Under ordinary circumstances, it is sinful to absent oneself from the gathered congregation to hear the Word and receive the Sacrament when one is able and these are offered. But in extraordinary circumstances, it is no sin when one cannot receive and the church cannot offer. Augustine said, Contemptus sacramenti damnat, non privatio. Contempt of the Sacrament condemns, not privation.
There is no such thing as an emergency Lord’s Supper, just as there is no such thing as an emergency Thanksgiving dinner. Israel in Babylonian exile went for seventy years without a Passover meal. The Lord’s Supper is a feast of victory not an act of despair, panic, and emergency. If it doesn’t look, sound, and feel like the Lord’s Supper we know, perhaps it would be best to forego it for a while until we are able to receive it in the ordinary way once again. Our Lord knows our need, and He knows best how to fill it. He is rich in His Word.
I fear the extraordinary measures to have the Sacrament at all costs and by any means will do us more harm than good in the long run. Many bad ideas and practices have entered the church through emergency situations and extraordinary measures. The extraordinary tends to become the ordinary. Grape juice and individual cups entered the Lord’s Supper during the time of Prohibition.
I do not presume to speak for the whole church.

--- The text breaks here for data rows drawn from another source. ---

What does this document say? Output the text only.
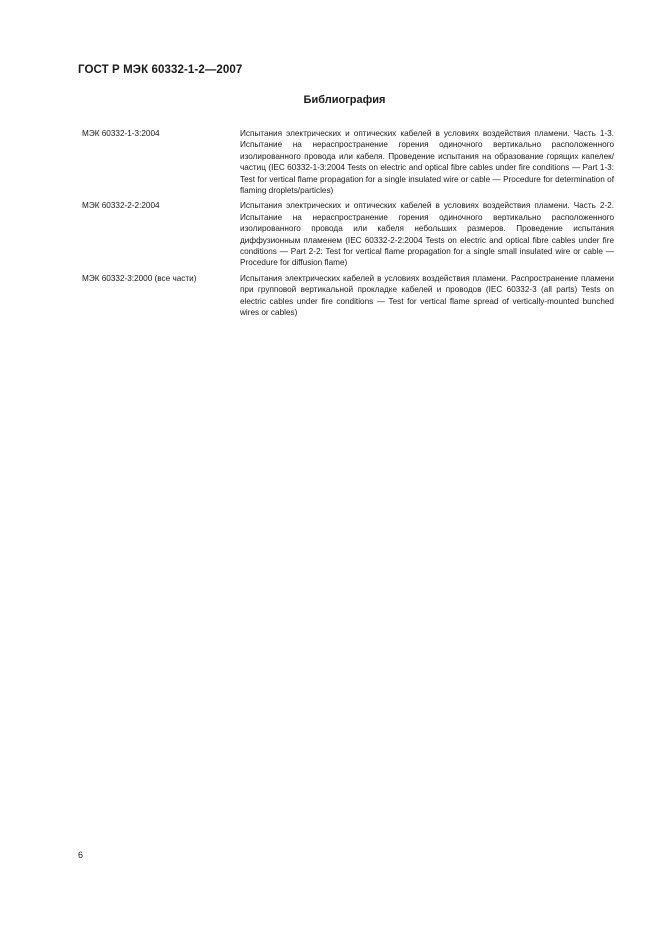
ГОСТ Р МЭК 60332-1-2—2007
Библиография
МЭК 60332-1-3:2004	Испытания электрических и оптических кабелей в условиях воздействия пламени. Часть 1-3. Испытание на нераспространение горения одиночного вертикально расположенного изолированного провода или кабеля. Проведение испытания на образование горящих капелек/частиц (IEC 60332-1-3:2004 Tests on electric and optical fibre cables under fire conditions — Part 1-3: Test for vertical flame propagation for a single insulated wire or cable — Procedure for determination of flaming droplets/particles)
МЭК 60332-2-2:2004	Испытания электрических и оптических кабелей в условиях воздействия пламени. Часть 2-2. Испытание на нераспространение горения одиночного вертикально расположенного изолированного провода или кабеля небольших размеров. Проведение испытания диффузионным пламенем (IEC 60332-2-2:2004 Tests on electric and optical fibre cables under fire conditions — Part 2-2: Test for vertical flame propagation for a single small insulated wire or cable — Procedure for diffusion flame)
МЭК 60332-3:2000 (все части)	Испытания электрических кабелей в условиях воздействия пламени. Распространение пламени при групповой вертикальной прокладке кабелей и проводов (IEC 60332-3 (all parts) Tests on electric cables under fire conditions — Test for vertical flame spread of vertically-mounted bunched wires or cables)
6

I am nothing more than a parish pastor to a small congregation of saints. But these times and circumstances compel me to provide a public rationale for my decisions. The Holy Spirit always works out in the open, never in secret. I am ever open to the mutual admonition and correction of my brothers and sisters in the Lord on the basis of Holy Scripture, our common Confession, and sound reason. These matters are far too urgent to wait and sort things out later. I am convinced that the path of Eucharistic fasting is good, right, and salutary at this time. In my judgment, it is far better than attempting to have an ordinary means of grace in an extraordinary way.
Should the Lord tarry in His coming, we will hopefully soon be able to gather again in our congregations and receive the Sacrament according to our Lord’s mandate and institution. But until then, it is no sin not to gather or receive the Sacrament when times and circumstances do not permit it. God knows this and has richly provided for us with His Word and the gift of prayer.
My brothers and sisters in Christ, beloved children of God, do not let this light and momentary affliction drive you to despair. The Lord is with us. Let the solitude we are now experiencing kindle a greater love for our gathering, so that we never again take a divine service for granted, whether on Sunday or a festival day. Let the hunger we now feel kindle a deeper hunger and thirst for the Sacrament when it is offered. You never know when it will be your last. And let this time of sheltering at home be a season rich in the Word of God, in the liturgy of the hours, in deeply contemplative prayer, so that when we rise from our domestic tombs, we emerge enlivened in faith toward God and fervent love toward one another.